If, and only if, we as a society can evolve to the point where we let ourselves experience this, and by that experience gain an understanding of the way things really are - and I have my doubts that we will, at least anytime soon - we will repent. We will change naturally, not because we fear, and not because we think we should, but because we see things differently, and we cannot help but live differently.
You and I cannot steer the massive ship of society towards a more evolved understanding. But we can wake up within our own lives, and help others to wake up, as well. And because we are all one, we affect the world around us.
We can take seriously that shock of our mortality, that awareness of God’s presence, those times of complete honesty or of hitting bottom, or those moments when we know that all of life is one sacred organism. We can receive the gift of seeing things as they are, and let this knowledge change us.

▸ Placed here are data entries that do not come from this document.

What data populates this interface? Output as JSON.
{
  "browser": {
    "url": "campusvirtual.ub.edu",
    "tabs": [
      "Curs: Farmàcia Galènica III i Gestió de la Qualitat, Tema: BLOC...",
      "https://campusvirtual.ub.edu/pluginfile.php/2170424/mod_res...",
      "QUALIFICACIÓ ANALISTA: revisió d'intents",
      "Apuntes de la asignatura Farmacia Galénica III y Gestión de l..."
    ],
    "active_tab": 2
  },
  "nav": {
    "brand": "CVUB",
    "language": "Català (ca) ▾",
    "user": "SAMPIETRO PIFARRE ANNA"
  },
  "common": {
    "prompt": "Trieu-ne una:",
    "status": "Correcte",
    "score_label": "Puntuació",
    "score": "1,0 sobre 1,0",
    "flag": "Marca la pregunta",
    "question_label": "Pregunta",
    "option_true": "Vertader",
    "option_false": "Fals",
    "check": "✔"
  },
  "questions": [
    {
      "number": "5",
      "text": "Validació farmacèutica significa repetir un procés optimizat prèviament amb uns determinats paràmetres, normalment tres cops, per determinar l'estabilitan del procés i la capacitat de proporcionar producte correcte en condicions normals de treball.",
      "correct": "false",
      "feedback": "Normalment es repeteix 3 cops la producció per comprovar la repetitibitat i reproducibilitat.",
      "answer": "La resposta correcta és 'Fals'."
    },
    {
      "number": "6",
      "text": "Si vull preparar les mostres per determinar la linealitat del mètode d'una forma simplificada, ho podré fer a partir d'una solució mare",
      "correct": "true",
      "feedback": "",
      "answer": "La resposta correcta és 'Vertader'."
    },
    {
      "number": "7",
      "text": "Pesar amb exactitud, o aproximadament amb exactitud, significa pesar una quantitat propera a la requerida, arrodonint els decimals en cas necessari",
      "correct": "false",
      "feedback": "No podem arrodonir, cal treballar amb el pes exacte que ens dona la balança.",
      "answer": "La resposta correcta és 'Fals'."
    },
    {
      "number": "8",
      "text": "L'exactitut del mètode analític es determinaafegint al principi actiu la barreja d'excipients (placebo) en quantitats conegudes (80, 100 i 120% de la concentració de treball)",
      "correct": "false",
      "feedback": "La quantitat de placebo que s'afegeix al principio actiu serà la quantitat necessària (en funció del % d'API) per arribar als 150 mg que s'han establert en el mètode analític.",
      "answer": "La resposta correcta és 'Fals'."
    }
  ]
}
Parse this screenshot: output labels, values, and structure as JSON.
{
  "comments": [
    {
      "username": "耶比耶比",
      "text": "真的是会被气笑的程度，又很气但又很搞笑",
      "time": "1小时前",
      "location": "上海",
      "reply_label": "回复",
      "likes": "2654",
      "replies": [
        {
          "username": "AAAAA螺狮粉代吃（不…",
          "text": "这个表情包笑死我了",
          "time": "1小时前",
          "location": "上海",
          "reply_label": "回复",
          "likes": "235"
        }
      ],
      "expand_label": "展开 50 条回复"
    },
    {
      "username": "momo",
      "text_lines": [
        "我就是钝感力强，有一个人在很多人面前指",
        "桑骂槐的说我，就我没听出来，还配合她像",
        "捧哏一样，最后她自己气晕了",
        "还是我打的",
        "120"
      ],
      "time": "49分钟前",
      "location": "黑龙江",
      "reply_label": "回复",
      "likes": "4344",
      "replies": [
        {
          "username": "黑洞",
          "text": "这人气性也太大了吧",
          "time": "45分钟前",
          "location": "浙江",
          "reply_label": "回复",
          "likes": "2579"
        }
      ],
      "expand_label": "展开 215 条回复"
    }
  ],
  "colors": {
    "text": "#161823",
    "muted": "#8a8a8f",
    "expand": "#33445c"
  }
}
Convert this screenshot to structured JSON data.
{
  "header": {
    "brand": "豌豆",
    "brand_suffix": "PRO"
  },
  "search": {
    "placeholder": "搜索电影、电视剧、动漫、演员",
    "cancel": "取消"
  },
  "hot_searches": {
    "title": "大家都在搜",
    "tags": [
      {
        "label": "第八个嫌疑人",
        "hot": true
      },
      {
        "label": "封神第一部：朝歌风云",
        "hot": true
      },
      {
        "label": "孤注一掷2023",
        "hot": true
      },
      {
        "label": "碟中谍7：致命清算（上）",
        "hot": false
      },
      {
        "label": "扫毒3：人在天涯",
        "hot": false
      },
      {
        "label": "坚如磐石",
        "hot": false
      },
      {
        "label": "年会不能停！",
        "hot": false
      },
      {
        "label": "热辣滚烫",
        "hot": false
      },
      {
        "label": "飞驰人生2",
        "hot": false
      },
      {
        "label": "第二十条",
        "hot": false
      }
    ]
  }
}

We do not know where this understanding will take us. A journey into new life begins without being able to see the destination, or even the twists and turns of the road ahead. All we know is what we know here and now, and that we shall now turn, trust, and walk. As John put it in the second reading today “Beloved, we are God’s children now; what we will be has not yet been revealed.”
In our moments of realization, we are the same as the disciples after Easter. They saw the resurrected Christ, and nothing was ever the same. At times we are given clarity and deep understanding. If we take the time, if we take the risk to allow this new vision to affect us, we are changed. We repent, we turn down a new road, and now it begins. It all begins.